According to Jeju locals, the gods reside virtually everywhere and each god plays a different role in maintaining harmony. There is an earth god, a kitchen god, a sun god, a storage god - in fact for every object in existence, there is a god to watch over it. To disrupt this spiritual flow would cause great disapproval in the spiritual world, and hence, result in bad luck.

As a shamanistic society, Jeju has developed one tradition that residents believe allows them the liberty to move houses or renovate their homes without disrupting the gods’ work. This is what is known as the moving season, referred to in the local dialect as Shingugan, and it occurs during the only time of the year at which the gods are away from their duties.

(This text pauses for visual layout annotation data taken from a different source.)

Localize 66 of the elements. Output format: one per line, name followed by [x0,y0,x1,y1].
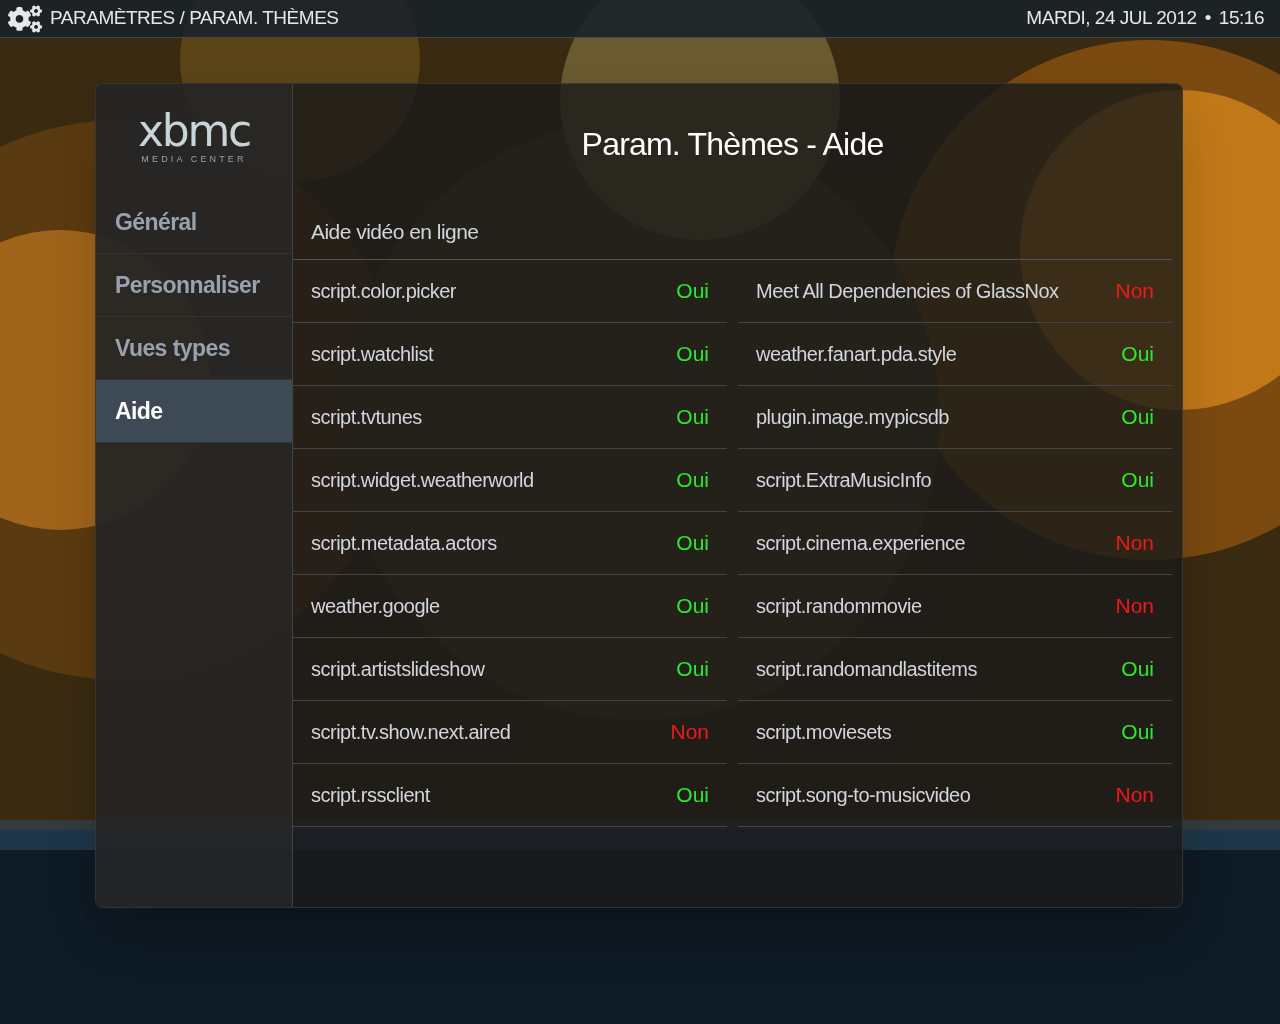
breadcrumb: PARAMÈTRES / PARAM. THÈMES [50,6,339,31]
addon-name: script.randomandlastitems [756,657,977,682]
addon-name: weather.fanart.pda.style [756,342,957,367]
addon-status: Oui [676,341,709,368]
addon-name: script.color.picker [311,279,456,304]
addon-status: Non [1115,530,1154,557]
addon-status: Oui [676,278,709,305]
addon-name: script.artistslideshow [311,657,485,682]
addon-row[interactable]: script.artistslideshow Oui [293,638,727,701]
addon-name: Meet All Dependencies of GlassNox [756,279,1059,304]
addon-name: plugin.image.mypicsdb [756,405,949,430]
addon-status: Oui [676,593,709,620]
addon-name: script.metadata.actors [311,531,497,556]
addon-name: weather.google [311,594,440,619]
addon-row[interactable]: script.widget.weatherworld Oui [293,449,727,512]
section-header: Aide vidéo en ligne [293,204,1172,260]
addon-row[interactable]: plugin.image.mypicsdb Oui [738,386,1172,449]
addon-status: Oui [676,530,709,557]
logo-wordmark: xbmc [137,108,251,153]
addon-name: script.rssclient [311,783,430,808]
addon-status: Oui [1121,467,1154,494]
addon-status: Oui [1121,719,1154,746]
addon-row[interactable]: Meet All Dependencies of GlassNox Non [738,260,1172,323]
sidebar-item[interactable]: Personnaliser [96,254,292,317]
addon-name: script.tvtunes [311,405,422,430]
addon-status: Oui [1121,656,1154,683]
addon-row[interactable]: script.song-to-musicvideo Non [738,764,1172,827]
addon-status: Oui [676,782,709,809]
addon-row[interactable]: script.randomandlastitems Oui [738,638,1172,701]
logo-tagline: MEDIA CENTER [141,152,247,166]
addon-row[interactable]: weather.google Oui [293,575,727,638]
addon-row[interactable]: script.moviesets Oui [738,701,1172,764]
addon-status: Oui [676,467,709,494]
addon-name: script.tv.show.next.aired [311,720,511,745]
addon-status: Oui [676,404,709,431]
addon-name: script.cinema.experience [756,531,966,556]
addon-name: script.widget.weatherworld [311,468,534,493]
addon-status: Non [1115,278,1154,305]
addon-name: script.watchlist [311,342,434,367]
addon-name: script.moviesets [756,720,892,745]
addon-status: Oui [1121,404,1154,431]
settings-icon [8,4,42,33]
sidebar-item[interactable]: Général [96,191,292,254]
addon-status: Non [1115,593,1154,620]
addon-row[interactable]: script.rssclient Oui [293,764,727,827]
separator: • [1204,6,1211,31]
addon-row[interactable]: script.tvtunes Oui [293,386,727,449]
date: MARDI, 24 JUL 2012 [1026,6,1197,31]
addon-name: script.song-to-musicvideo [756,783,971,808]
addon-row[interactable]: script.tv.show.next.aired Non [293,701,727,764]
page-title: Param. Thèmes - Aide [581,125,884,164]
addon-row[interactable]: script.watchlist Oui [293,323,727,386]
time: 15:16 [1218,6,1264,31]
addon-status: Oui [1121,341,1154,368]
addon-status: Non [670,719,709,746]
addon-row[interactable]: script.randommovie Non [738,575,1172,638]
addon-row[interactable]: script.metadata.actors Oui [293,512,727,575]
addon-status: Oui [676,656,709,683]
addon-row[interactable]: weather.fanart.pda.style Oui [738,323,1172,386]
addon-row[interactable]: script.color.picker Oui [293,260,727,323]
addon-row[interactable]: script.cinema.experience Non [738,512,1172,575]
addon-name: script.ExtraMusicInfo [756,468,932,493]
addon-status: Non [1115,782,1154,809]
addon-row[interactable]: script.ExtraMusicInfo Oui [738,449,1172,512]
addon-name: script.randommovie [756,594,922,619]
sidebar-item[interactable]: Aide [96,380,292,443]
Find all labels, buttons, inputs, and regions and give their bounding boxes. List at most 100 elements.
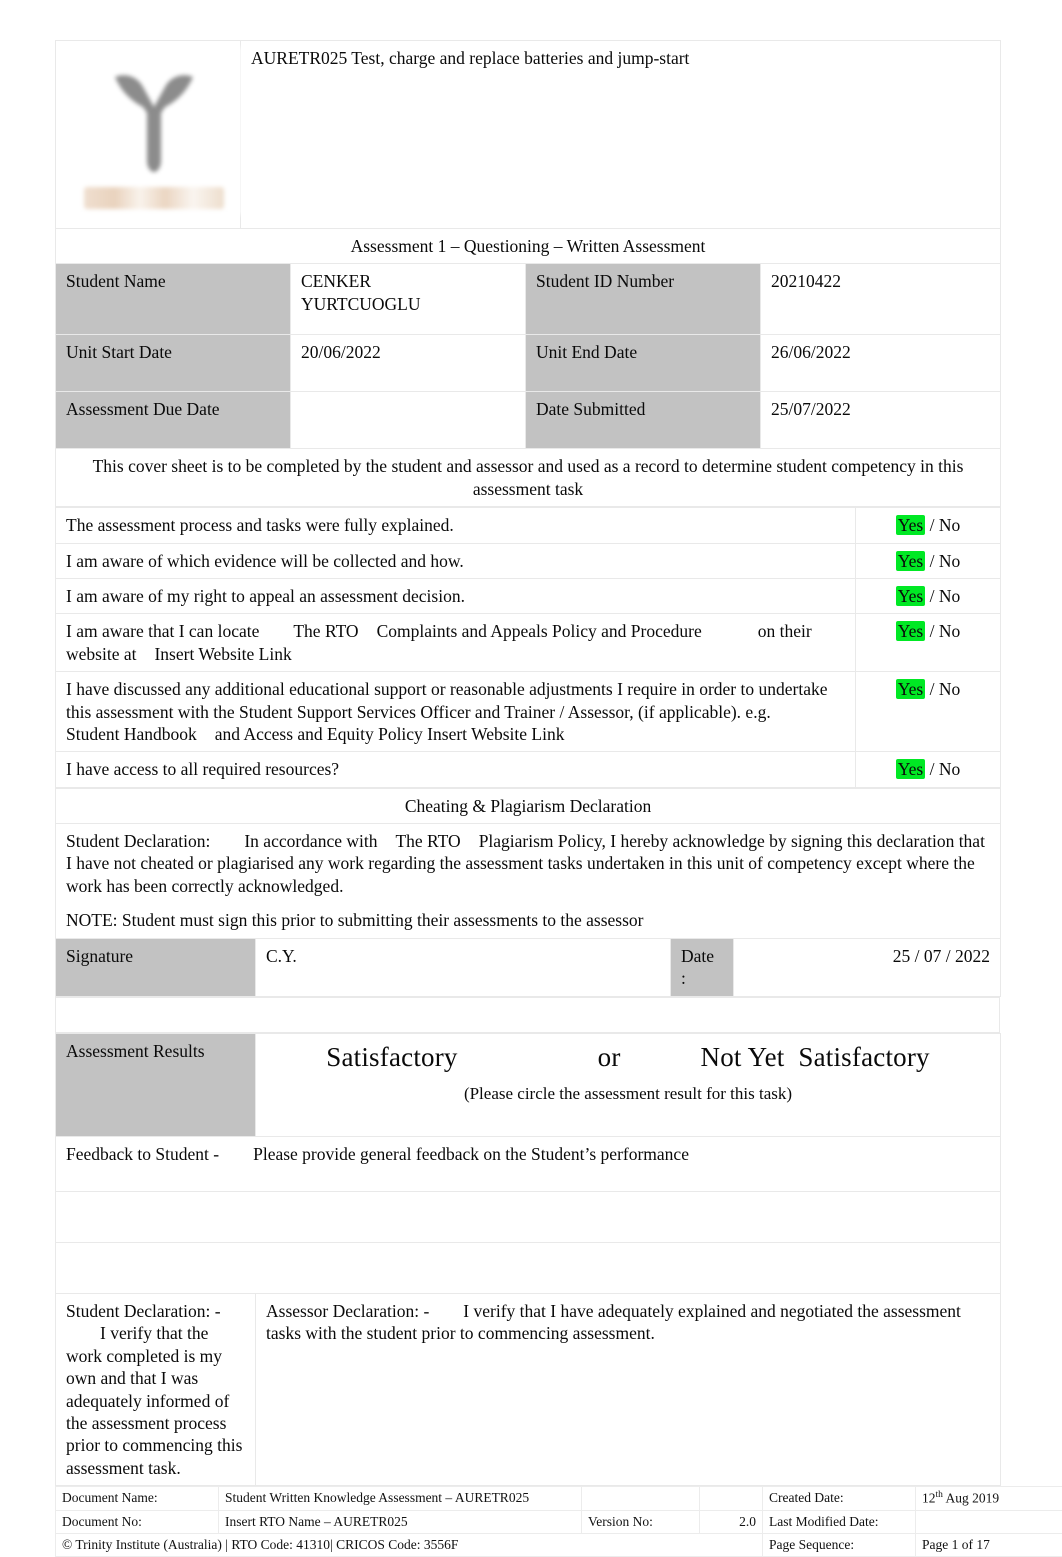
assessment-title-cell: Assessment 1 – Questioning – Written Ass…	[56, 229, 1001, 264]
yes-option[interactable]: Yes	[896, 586, 925, 606]
assessment-title: Assessment 1 – Questioning – Written Ass…	[351, 236, 706, 256]
footer-created-date-label: Created Date:	[763, 1487, 916, 1511]
unit-end-label: Unit End Date	[526, 335, 761, 392]
assessor-declaration-label: Assessor Declaration: -	[266, 1301, 429, 1321]
footer-document-no-label: Document No:	[56, 1510, 219, 1533]
item-part1: I have discussed any additional educatio…	[66, 679, 828, 721]
feedback-label: Feedback to Student -	[66, 1144, 219, 1164]
footer-created-date-value: 12th Aug 2019	[916, 1487, 1062, 1511]
checklist-yes-no[interactable]: Yes / No	[856, 508, 1001, 543]
yes-option[interactable]: Yes	[896, 551, 925, 571]
footer-version-value: 2.0	[700, 1510, 763, 1533]
item-part5: Insert Website Link	[154, 644, 291, 664]
signature-date-value[interactable]: 25 / 07 / 2022	[734, 938, 1001, 996]
student-declaration-cell: Student Declaration: -I verify that the …	[56, 1294, 256, 1486]
plagiarism-note: NOTE: Student must sign this prior to su…	[66, 909, 990, 931]
footer-document-name-label: Document Name:	[56, 1487, 219, 1511]
yes-option[interactable]: Yes	[896, 621, 925, 641]
feedback-cell[interactable]: Feedback to Student - Please provide gene…	[56, 1137, 1001, 1192]
document-footer: Document Name: Student Written Knowledge…	[55, 1486, 1062, 1557]
unit-start-value[interactable]: 20/06/2022	[291, 335, 526, 392]
footer-page-sequence-value: Page 1 of 17	[916, 1534, 1062, 1557]
logo-wordmark	[84, 187, 224, 209]
student-name-value[interactable]: CENKERYURTCUOGLU	[291, 264, 526, 335]
feedback-blank-cell[interactable]	[56, 1243, 1001, 1294]
declaration-part1: In accordance with	[244, 831, 377, 851]
yes-no-separator: /	[925, 759, 939, 779]
assessor-declaration-cell: Assessor Declaration: -I verify that I h…	[256, 1294, 1001, 1486]
unit-end-value[interactable]: 26/06/2022	[761, 335, 1001, 392]
item-part4: Access and Equity Policy Insert Website …	[243, 724, 564, 744]
signature-row: Signature C.Y. Date: 25 / 07 / 2022	[56, 938, 1001, 996]
unit-dates-row: Unit Start Date 20/06/2022 Unit End Date…	[56, 335, 1001, 392]
checklist-table: The assessment process and tasks were fu…	[55, 507, 1001, 788]
footer-document-name-value: Student Written Knowledge Assessment – A…	[219, 1487, 582, 1511]
document-page: AURETR025 Test, charge and replace batte…	[55, 40, 1000, 1557]
no-option[interactable]: No	[939, 679, 960, 699]
assessment-results-options-cell: Satisfactory or Not Yet Satisfactory (Pl…	[256, 1034, 1001, 1137]
footer-last-modified-value	[916, 1510, 1062, 1533]
item-part1: I am aware that I can locate	[66, 621, 259, 641]
feedback-prompt: Please provide general feedback on the S…	[253, 1144, 689, 1164]
checklist-yes-no[interactable]: Yes / No	[856, 578, 1001, 613]
no-option[interactable]: No	[939, 621, 960, 641]
assessment-result-choices: Satisfactory or Not Yet Satisfactory	[266, 1040, 990, 1075]
checklist-yes-no[interactable]: Yes / No	[856, 752, 1001, 787]
footer-document-no-value: Insert RTO Name – AURETR025	[219, 1510, 582, 1533]
assessment-result-note: (Please circle the assessment result for…	[266, 1083, 990, 1105]
item-part3: and	[215, 724, 240, 744]
unit-title-cell: AURETR025 Test, charge and replace batte…	[241, 41, 1001, 229]
footer-page-sequence-label: Page Sequence:	[763, 1534, 916, 1557]
date-colon: :	[681, 968, 686, 988]
created-date-rest: Aug 2019	[943, 1491, 999, 1506]
plagiarism-table: Cheating & Plagiarism Declaration Studen…	[55, 788, 1001, 997]
yes-no-separator: /	[925, 551, 939, 571]
created-date-num: 12	[922, 1491, 936, 1506]
student-id-value[interactable]: 20210422	[761, 264, 1001, 335]
cover-note-row: This cover sheet is to be completed by t…	[56, 449, 1001, 507]
student-id-label: Student ID Number	[526, 264, 761, 335]
no-option[interactable]: No	[939, 551, 960, 571]
result-option-satisfactory[interactable]: Satisfactory	[326, 1040, 457, 1075]
dual-declaration-row: Student Declaration: -I verify that the …	[56, 1294, 1001, 1486]
yes-option[interactable]: Yes	[896, 679, 925, 699]
yes-no-separator: /	[925, 679, 939, 699]
checklist-yes-no[interactable]: Yes / No	[856, 543, 1001, 578]
assessment-results-label: Assessment Results	[56, 1034, 256, 1137]
assessment-results-row: Assessment Results Satisfactory or Not Y…	[56, 1034, 1001, 1137]
yes-option[interactable]: Yes	[896, 515, 925, 535]
due-date-value[interactable]	[291, 392, 526, 449]
checklist-row: The assessment process and tasks were fu…	[56, 508, 1001, 543]
result-option-not-yet[interactable]: Not Yet	[701, 1040, 785, 1075]
yes-no-separator: /	[925, 515, 939, 535]
spacer-row	[56, 997, 1000, 1032]
student-name-row: Student Name CENKERYURTCUOGLU Student ID…	[56, 264, 1001, 335]
plagiarism-declaration-row: Student Declaration:In accordance withTh…	[56, 824, 1001, 939]
footer-copyright: © Trinity Institute (Australia) | RTO Co…	[56, 1534, 763, 1557]
yes-option[interactable]: Yes	[896, 759, 925, 779]
checklist-yes-no[interactable]: Yes / No	[856, 614, 1001, 672]
item-part2: The RTO	[293, 621, 358, 641]
footer-version-label-spacer	[582, 1487, 700, 1511]
footer-version-label: Version No:	[582, 1510, 700, 1533]
no-option[interactable]: No	[939, 515, 960, 535]
feedback-blank-cell[interactable]	[56, 1192, 1001, 1243]
due-date-label: Assessment Due Date	[56, 392, 291, 449]
date-submitted-value[interactable]: 25/07/2022	[761, 392, 1001, 449]
no-option[interactable]: No	[939, 759, 960, 779]
checklist-yes-no[interactable]: Yes / No	[856, 672, 1001, 752]
unit-start-label: Unit Start Date	[56, 335, 291, 392]
no-option[interactable]: No	[939, 586, 960, 606]
plagiarism-heading-row: Cheating & Plagiarism Declaration	[56, 788, 1001, 823]
checklist-row: I am aware that I can locateThe RTOCompl…	[56, 614, 1001, 672]
footer-last-modified-label: Last Modified Date:	[763, 1510, 916, 1533]
yes-no-separator: /	[925, 621, 939, 641]
result-option-not-yet-satisfactory[interactable]: Satisfactory	[798, 1040, 929, 1075]
footer-version-value-spacer	[700, 1487, 763, 1511]
unit-title: AURETR025 Test, charge and replace batte…	[251, 48, 689, 68]
signature-value[interactable]: C.Y.	[256, 938, 671, 996]
checklist-item-text: The assessment process and tasks were fu…	[56, 508, 856, 543]
yes-no-separator: /	[925, 586, 939, 606]
trinity-institute-logo	[66, 47, 241, 215]
declaration-part2: The RTO	[395, 831, 460, 851]
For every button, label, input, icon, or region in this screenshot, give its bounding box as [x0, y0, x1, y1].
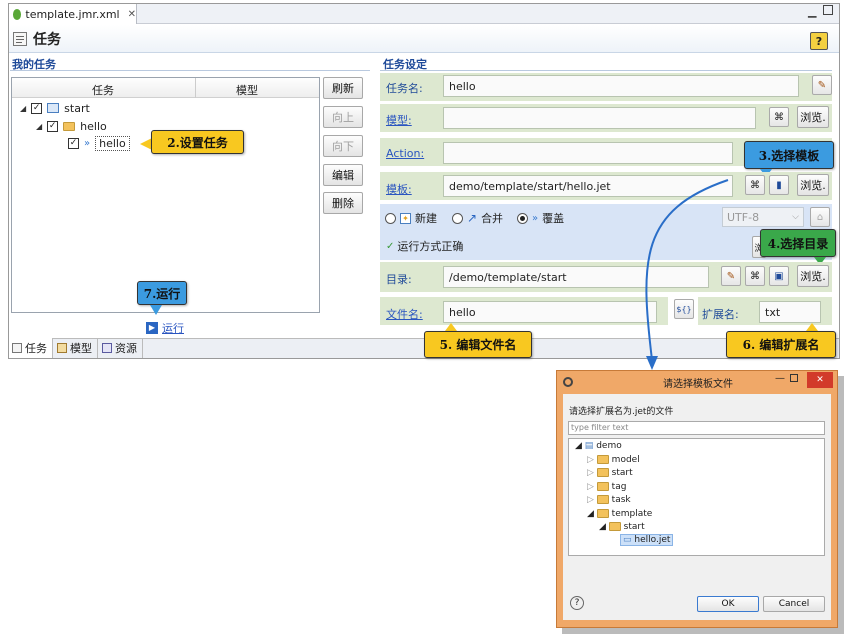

In the solar calendar, Ipchun, which commonly falls on Feb. 4, marks the onset of spring. From five days after the previous seasonal division, which falls on Jan. 20 and is called Daehan for the “coldest weather,” until three days before Ipchun, the Great Jade Emperor summons all 18,000 gods from the island to report about the past year. The emperor also chooses a new set of gods to work on earth, replacing the old with the new. This is the meaning of Shingugan (“the period of old and new”), and it is only during this period while the gods are absent that Jeju Islanders can start afresh.

Jeju residents who do not follow this moving tradition are susceptible to sickness, fire and other forms of ill-fortune, said Kang Bong Chul, a Jeju City Hall official. However, if moving during this time proves to be impossible, Jeju Islanders are supposed to move the cooking cauldron at the very least, because appeasing the god or goddess of the kitchen holds the highest priority when moving. The cauldron is the symbol of life’s fundamentals, of richness and of fire for the people of Jeju, hence making it the item of utmost importance within the household.

During Shingugan, the Jeju government tries to alleviate the troubles of the moving season by allocating a specific place on the island at which unwanted furniture and clothes can be taken and redeemed by others for possible use.

To this day, there are few residents of Jeju Island who break with this ancient custom. Even the younger people who are raised on the island, as they age and get homes of their own, still adhere to the Shingugan tradition.